Tonight yet another friend has come over, picked up the chaos in the family room for me, and run the vacuum while I made dinner. She’s also scraped up the plaster on the floor from the wall repair project, a real blessing since I have a really tough time crawling around on the floor courtesy of seriously abused knees. She’ll be here awhile, as she’s doing her laundry while she’s here. Meanwhile, she’s reading and recovering from playing with a very rambunctious small boy.

I have such wonderful friends, I really do. I couldn’t make it through without them. So here, in a public place, I say thank you, one and all.

May 18, 2005

Oh, Dear

Filed under: Parenthood — sharktank @ 10:20 am

After waiting patiently until it became apparent it would never happen on its own, I’m pushing a fledgling out of the nest. Now, there are good reasons for this, among them the fact that we ourselves will have to be moving over the summer. But I hadn’t gone into the details with my son, though I had noted insistent requests that he be taken along when I go look for a new house, and read them as requests for reassurance that we would not leave him behind.
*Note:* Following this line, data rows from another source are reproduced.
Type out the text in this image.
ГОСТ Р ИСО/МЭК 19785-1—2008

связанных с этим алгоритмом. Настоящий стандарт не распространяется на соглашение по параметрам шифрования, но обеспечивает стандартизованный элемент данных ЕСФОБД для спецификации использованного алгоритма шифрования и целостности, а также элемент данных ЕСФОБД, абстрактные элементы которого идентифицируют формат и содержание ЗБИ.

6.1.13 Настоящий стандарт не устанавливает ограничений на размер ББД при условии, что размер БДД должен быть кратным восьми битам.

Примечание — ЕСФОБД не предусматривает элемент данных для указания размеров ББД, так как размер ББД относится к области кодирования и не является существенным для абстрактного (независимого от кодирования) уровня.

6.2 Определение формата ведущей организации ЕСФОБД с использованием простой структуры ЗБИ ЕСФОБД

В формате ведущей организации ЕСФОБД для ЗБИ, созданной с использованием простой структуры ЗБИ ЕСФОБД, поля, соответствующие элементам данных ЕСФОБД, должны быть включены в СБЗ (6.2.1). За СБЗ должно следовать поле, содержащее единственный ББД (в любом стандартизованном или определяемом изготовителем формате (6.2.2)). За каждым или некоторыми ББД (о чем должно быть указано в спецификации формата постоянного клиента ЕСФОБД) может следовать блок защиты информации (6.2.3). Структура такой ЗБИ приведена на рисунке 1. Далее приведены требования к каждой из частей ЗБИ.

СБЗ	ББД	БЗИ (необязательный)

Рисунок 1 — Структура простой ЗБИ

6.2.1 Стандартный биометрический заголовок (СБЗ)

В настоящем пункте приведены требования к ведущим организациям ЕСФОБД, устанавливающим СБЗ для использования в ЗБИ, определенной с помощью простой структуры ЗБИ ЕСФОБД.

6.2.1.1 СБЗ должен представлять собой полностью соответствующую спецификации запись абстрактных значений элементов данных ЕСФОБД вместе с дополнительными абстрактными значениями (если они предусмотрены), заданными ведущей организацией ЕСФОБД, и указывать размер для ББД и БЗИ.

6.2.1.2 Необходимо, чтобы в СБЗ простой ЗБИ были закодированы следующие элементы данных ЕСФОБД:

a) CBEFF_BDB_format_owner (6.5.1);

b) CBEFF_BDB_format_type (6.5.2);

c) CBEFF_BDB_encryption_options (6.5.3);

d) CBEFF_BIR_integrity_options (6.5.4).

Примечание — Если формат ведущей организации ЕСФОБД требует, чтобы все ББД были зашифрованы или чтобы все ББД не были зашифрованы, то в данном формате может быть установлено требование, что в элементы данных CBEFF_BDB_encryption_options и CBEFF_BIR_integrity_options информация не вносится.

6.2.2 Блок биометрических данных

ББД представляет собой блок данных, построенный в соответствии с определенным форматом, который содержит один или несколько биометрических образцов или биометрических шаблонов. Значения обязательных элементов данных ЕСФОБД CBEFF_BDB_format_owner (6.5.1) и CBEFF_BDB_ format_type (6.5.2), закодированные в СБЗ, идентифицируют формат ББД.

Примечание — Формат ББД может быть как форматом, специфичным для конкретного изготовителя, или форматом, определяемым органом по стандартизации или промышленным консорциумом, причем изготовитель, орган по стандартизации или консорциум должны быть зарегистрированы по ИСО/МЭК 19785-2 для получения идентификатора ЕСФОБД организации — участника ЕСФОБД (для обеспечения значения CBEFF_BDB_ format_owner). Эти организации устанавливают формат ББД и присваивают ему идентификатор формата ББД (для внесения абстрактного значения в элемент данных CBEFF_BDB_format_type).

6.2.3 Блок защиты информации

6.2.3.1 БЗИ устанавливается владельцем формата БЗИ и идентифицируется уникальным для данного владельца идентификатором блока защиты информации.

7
Now I found out where he got some of his ideas. He told his grandmother yesterday that if mom got mad at him, he’d have to move out too. Poor scared baby! I’m glad he said it to someone, though, because now I can take up the subject in terms I hope he’ll understand. And I hope I can get the point across. For my son to be frightened of abandonment is the last thing I expected…and about as desirable as nuclear war.

May 15, 2005

What’s Cooking?

Filed under: Parenthood — sharktank @ 10:12 am

Like many small children, mine likes to pretend to be the people he sees on TV. Unlike most, though, he doesn’t generally play that he is Robin or any of the Teenage Mutant Ninja Turtles. He instead pretends to be the personage he finds most fascinating: Alton Brown. Yes indeed, my son’s current passion is the Food Network, and the show to which he is most dedicated is “Good Eats”. He makes books into a stove or oven or whatever he needs, and proceeds to “cook”, explaining the nature of the ingredients as he goes. Most recently he explained to me in earnest detail how to make chocolate, cautioning me not to touch the “stove” lest I be burned because it was hot. It’s a hoot.

Of course, there is a slight problem with reality on occasion. He was quite put out with me yesterday. He wanted me to come be Mr. Brown’s sidekick, and did not approve of the delay that ensued when I had to put out a real fire on my real stove. (No harm done, except to a spoon rest.) After all, what’s important – keeping the house from burning down or pretending to roast a coconut so that it could be split open more easily? At least now he knows what real smoke drifting through the air looks like.

And it just dawned on me…the smoke alarm did not go off, though I was opening windows and doors and turning on fans air out the house. Pardon me; I have to check some batteries.